Море пошел резвее, мы двигались под уклон, потом он закинул голову и попробовал перейти на рысь, но его задние ноги оскальзывались и съезжали. Я выровняла его, чуть тронув поводья. Я не хотела натягивать поводья и поднимать его в рысь. Не хотела, чтобы меня беспокоила перемена его шага. Он расслабился, ощутив мое нежелание, и снова пошел ровно в лунном свете.

Я думала, что сейчас должно быть где-то между семью и восемью вечера, но точнее сказать не могла. Захотела бы узнать точно – на пути попадались деревенские церкви с колокольней и часами, они встречались даже в этом пустынном краю.

Есть мне не хотелось. Я была измучена усталостью, но не хотела спать. Мне было неважно: только началась эта первая ночь в одиночестве, прошла наполовину или вовсе никогда не кончится. Я скрючилась в седле и позволила Морю самому осторожно спускаться с холма в тени деревьев, отпустив поводья.

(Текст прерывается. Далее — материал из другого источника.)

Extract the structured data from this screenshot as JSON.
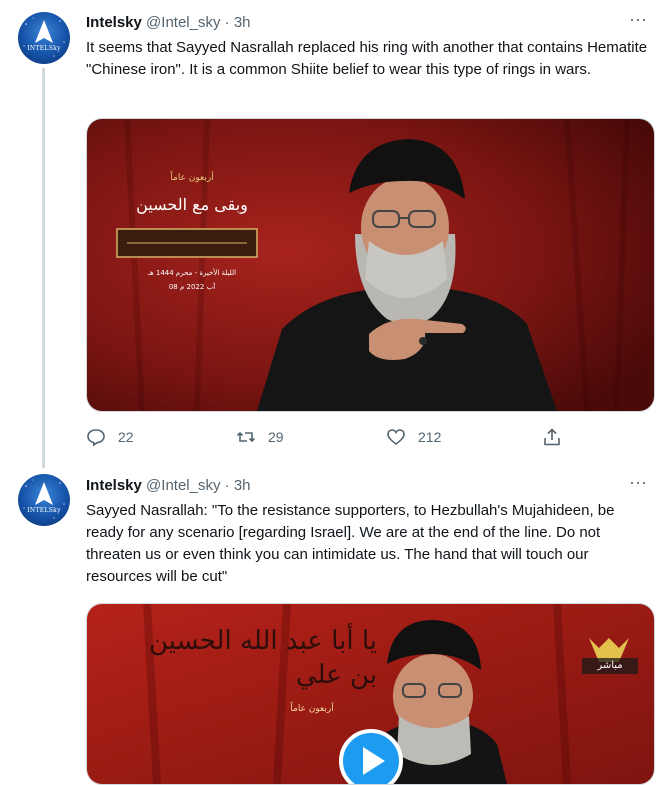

Мы добрались до деревни у подножия. Славная была деревушка. Вдоль широкой дороги бежала речка, и от нескольких домиков через нее были перекинуты мосты, чтобы владельцы могли посуху перейти на дорогу, даже если речка разольется. В нескольких окнах горели свечи, указывая путь усталым мужчинам, допоздна работавшим в полях. Я праздно подумала: а чем в это время года могут заниматься фермеры? Может быть, пашут? Или сеют? Я не знала, мне это никогда не было нужно. Тогда я стала раздумывать, пока Море ступал, как призрак, по вечерней деревне, как мало я знаю об обычной жизни; о жизни людей, которые не наряжаются и не танцуют на спинах лошадей. Подумала, что для Дэнди было бы куда лучше, если бы я объезжала лошадей для фермеров и господ, а не позволила приковать нас к колесу ярмарочного сезона.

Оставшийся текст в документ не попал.